Красиво написанное и увлекательное исследование Давида Фишмана проливает новый и яркий свет не только на темную главу Холокоста, но и на некоторые более важные вопросы восточноевропейской еврейской истории двадцатого века.

Книга исследует, как богатое интеллектуальное наследие местного сообщества нашло выражение в удивительной операции по спасению культуры во время и после немецкой оккупации. «Книжные контрабандисты» – прекрасное произведение, которое выделяется красивой и легкой прозой, удивительными характерами и описаниями спасенных сокровищ.

В формате a4.pdf сохранен издательский макет.

Фишман Давид

Книжные контрабандисты

Как поэты-партизаны спасали от нацистов сокровища еврейской культуры

David Fishman

THE BOOK SMUGGLERS: PARTISANS, POETS, AND THE RACE TO SAVE JEWISH TREASURES FROM THE NAZIS

Copyright David E. Fishman © 2017

This edition is published by arrangement with Mendel Media Group LLC and The Van Lear Agency LLC

Серия «Вторая мировая война.
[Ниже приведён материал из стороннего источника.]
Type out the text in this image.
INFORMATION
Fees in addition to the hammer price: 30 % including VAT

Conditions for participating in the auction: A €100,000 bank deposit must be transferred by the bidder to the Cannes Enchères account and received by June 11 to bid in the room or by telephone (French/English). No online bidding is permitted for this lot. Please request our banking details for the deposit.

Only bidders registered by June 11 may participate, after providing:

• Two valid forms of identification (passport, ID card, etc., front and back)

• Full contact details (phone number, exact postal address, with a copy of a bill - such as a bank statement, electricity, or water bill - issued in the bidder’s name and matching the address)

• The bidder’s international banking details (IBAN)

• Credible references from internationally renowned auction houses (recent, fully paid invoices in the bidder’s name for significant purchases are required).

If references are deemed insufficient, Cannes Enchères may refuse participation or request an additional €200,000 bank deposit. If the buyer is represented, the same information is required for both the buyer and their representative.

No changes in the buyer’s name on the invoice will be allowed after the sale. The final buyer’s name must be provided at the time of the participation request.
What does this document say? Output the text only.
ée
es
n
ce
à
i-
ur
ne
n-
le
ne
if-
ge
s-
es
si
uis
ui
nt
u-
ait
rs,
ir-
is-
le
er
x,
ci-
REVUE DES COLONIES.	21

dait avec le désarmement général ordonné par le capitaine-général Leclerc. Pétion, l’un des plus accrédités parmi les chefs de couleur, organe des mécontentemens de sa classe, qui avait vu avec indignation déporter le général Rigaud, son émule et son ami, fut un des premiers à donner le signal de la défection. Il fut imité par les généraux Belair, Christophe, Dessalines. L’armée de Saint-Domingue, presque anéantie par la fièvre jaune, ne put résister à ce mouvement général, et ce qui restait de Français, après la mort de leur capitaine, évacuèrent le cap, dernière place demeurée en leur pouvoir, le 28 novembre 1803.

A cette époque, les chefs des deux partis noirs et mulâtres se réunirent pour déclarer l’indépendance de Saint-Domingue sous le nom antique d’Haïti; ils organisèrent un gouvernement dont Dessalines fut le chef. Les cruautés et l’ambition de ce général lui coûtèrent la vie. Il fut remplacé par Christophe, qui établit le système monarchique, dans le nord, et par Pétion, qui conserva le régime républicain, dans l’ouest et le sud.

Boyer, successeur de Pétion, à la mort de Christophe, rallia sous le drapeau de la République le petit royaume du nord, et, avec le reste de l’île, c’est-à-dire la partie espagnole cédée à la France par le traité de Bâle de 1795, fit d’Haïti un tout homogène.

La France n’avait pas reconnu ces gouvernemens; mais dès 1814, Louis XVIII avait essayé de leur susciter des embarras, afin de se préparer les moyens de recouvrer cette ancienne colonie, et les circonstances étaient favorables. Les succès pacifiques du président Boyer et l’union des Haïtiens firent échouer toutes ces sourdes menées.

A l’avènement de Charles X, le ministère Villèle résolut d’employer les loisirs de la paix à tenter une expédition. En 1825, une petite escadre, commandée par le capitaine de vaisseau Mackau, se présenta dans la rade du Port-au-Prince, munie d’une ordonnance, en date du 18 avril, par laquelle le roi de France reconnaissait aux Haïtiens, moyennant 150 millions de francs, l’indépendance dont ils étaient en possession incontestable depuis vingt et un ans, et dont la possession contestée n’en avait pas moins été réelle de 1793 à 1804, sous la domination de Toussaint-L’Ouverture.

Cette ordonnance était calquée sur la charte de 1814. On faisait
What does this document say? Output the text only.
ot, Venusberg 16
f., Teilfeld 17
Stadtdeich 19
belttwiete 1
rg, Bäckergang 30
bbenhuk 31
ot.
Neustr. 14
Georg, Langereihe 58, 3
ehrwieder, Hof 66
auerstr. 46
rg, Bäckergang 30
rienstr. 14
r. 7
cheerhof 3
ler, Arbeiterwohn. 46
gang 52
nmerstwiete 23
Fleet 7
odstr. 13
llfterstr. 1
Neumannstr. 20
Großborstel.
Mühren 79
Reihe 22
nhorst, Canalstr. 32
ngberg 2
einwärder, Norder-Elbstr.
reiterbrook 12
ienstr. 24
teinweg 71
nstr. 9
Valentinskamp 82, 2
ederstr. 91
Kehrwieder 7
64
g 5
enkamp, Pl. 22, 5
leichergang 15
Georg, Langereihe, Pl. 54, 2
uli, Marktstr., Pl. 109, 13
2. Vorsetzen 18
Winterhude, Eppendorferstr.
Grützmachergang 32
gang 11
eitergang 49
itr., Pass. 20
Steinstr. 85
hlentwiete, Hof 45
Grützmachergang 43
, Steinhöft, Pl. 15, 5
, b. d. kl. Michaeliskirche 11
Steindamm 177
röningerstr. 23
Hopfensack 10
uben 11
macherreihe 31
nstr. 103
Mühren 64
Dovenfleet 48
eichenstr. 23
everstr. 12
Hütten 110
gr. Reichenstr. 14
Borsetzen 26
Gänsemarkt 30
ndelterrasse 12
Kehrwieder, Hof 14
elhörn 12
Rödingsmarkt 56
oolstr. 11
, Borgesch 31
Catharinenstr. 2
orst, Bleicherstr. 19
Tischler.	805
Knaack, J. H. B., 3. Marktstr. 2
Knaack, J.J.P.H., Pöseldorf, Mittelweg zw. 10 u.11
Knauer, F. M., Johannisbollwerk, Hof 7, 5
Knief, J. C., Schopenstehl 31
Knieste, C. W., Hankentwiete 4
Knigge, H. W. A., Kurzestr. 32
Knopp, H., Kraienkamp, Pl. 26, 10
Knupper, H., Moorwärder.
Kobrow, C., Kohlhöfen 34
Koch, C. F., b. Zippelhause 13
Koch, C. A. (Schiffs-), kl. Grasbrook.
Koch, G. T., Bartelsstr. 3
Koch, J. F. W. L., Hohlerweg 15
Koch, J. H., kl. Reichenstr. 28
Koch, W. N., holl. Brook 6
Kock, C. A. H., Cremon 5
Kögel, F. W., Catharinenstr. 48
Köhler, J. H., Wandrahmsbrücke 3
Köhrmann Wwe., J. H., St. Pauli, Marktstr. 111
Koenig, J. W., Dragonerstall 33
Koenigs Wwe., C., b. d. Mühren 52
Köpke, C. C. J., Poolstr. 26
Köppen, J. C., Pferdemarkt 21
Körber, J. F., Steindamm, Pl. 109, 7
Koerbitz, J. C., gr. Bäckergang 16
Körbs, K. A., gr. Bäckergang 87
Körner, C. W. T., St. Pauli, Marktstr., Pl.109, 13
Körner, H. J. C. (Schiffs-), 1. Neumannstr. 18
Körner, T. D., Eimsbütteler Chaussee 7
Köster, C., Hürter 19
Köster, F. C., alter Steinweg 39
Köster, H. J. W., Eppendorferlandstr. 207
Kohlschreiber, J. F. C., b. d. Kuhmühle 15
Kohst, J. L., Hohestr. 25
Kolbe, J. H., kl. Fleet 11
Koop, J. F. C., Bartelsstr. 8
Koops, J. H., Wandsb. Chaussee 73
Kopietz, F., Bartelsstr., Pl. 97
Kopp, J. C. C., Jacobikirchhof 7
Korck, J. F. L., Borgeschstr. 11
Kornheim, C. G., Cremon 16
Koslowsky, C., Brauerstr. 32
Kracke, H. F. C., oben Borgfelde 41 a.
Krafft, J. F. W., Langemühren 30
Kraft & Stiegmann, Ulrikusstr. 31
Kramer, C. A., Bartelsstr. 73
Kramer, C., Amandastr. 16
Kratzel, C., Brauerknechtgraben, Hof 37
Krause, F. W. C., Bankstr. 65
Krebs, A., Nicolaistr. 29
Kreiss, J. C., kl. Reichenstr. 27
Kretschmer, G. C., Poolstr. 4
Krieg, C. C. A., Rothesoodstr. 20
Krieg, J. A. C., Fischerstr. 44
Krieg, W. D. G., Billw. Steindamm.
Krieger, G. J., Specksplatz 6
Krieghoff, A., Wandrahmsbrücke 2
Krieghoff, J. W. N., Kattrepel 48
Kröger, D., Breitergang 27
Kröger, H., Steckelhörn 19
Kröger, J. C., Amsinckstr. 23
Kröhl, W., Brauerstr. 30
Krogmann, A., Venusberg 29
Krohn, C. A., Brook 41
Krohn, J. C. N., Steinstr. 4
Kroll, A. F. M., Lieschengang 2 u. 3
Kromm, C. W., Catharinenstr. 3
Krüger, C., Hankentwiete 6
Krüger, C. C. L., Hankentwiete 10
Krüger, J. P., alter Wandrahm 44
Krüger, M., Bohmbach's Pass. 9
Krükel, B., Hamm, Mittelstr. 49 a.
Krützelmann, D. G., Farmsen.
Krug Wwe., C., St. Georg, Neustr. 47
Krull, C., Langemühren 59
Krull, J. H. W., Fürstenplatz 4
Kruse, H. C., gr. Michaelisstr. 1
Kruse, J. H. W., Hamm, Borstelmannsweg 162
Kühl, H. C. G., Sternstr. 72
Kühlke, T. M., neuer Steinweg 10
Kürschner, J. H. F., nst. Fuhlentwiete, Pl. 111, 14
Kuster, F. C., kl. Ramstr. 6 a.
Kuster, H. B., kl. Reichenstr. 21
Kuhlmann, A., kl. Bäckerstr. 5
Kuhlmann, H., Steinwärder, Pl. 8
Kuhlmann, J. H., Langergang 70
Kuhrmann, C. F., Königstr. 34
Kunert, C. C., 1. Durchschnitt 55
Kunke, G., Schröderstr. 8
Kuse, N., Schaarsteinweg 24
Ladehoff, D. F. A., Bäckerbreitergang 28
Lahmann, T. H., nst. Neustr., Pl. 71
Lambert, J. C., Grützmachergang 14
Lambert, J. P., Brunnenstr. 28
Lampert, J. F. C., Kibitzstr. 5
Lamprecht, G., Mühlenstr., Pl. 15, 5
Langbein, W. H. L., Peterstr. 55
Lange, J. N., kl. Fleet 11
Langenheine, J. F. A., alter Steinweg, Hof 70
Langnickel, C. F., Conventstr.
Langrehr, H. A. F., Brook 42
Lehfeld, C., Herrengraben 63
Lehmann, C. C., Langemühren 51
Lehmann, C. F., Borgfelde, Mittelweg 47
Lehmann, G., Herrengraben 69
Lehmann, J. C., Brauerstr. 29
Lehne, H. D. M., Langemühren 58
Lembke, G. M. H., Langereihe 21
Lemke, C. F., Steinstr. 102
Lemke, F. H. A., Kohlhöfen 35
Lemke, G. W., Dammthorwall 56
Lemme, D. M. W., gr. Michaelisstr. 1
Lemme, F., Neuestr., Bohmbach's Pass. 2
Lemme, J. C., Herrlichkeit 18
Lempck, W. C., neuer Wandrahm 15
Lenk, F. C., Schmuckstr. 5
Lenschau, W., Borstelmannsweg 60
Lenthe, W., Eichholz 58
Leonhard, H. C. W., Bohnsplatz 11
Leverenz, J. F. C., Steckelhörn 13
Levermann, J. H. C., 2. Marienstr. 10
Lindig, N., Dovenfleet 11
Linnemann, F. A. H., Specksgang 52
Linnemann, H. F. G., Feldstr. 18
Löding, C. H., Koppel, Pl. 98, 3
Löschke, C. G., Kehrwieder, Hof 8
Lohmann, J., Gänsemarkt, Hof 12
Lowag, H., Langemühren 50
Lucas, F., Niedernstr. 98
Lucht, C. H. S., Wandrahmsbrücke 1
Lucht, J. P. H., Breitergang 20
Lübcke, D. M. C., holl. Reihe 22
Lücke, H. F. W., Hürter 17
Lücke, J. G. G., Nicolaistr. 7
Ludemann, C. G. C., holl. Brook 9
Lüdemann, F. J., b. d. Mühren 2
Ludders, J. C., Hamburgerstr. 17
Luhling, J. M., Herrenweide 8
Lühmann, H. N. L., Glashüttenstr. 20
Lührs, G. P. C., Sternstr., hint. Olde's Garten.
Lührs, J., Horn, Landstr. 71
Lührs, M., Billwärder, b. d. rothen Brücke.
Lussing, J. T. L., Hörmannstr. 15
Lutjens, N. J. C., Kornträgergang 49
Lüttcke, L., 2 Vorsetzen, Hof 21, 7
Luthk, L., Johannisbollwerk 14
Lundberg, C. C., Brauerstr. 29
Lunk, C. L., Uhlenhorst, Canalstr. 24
Причины, события, последствия»

© Глебовская Александра, перевод на русский язык, 2021

© Оформление. ООО «Издательство «Эксмо», 2022

* * *

???????

"??? ?????? ?? ???

???? ????? ??? ????

??? ??? ??????

?'???? ??? ??? ???????? ????"

От автора

Почти все понимают, что Холокост стал самым страшным геноцидом в истории человечества. Все мы видели изображения концентрационных лагерей с горами трупов. А вот о том, что Холокост стал еще и разграблением и уничтожением культуры, речь заходит нечасто, хотя нацисты поставили себе цель не просто истребить евреев, но и уничтожить их культуру. Миллионы еврейских книг, рукописей и произведений искусства были сожжены или выброшены на свалку. Сотни тысяч ценнейших предметов перевезли в особые библиотеки и институты в Германии для изучения расы, которую немцы рассчитывали стереть с лица Земли.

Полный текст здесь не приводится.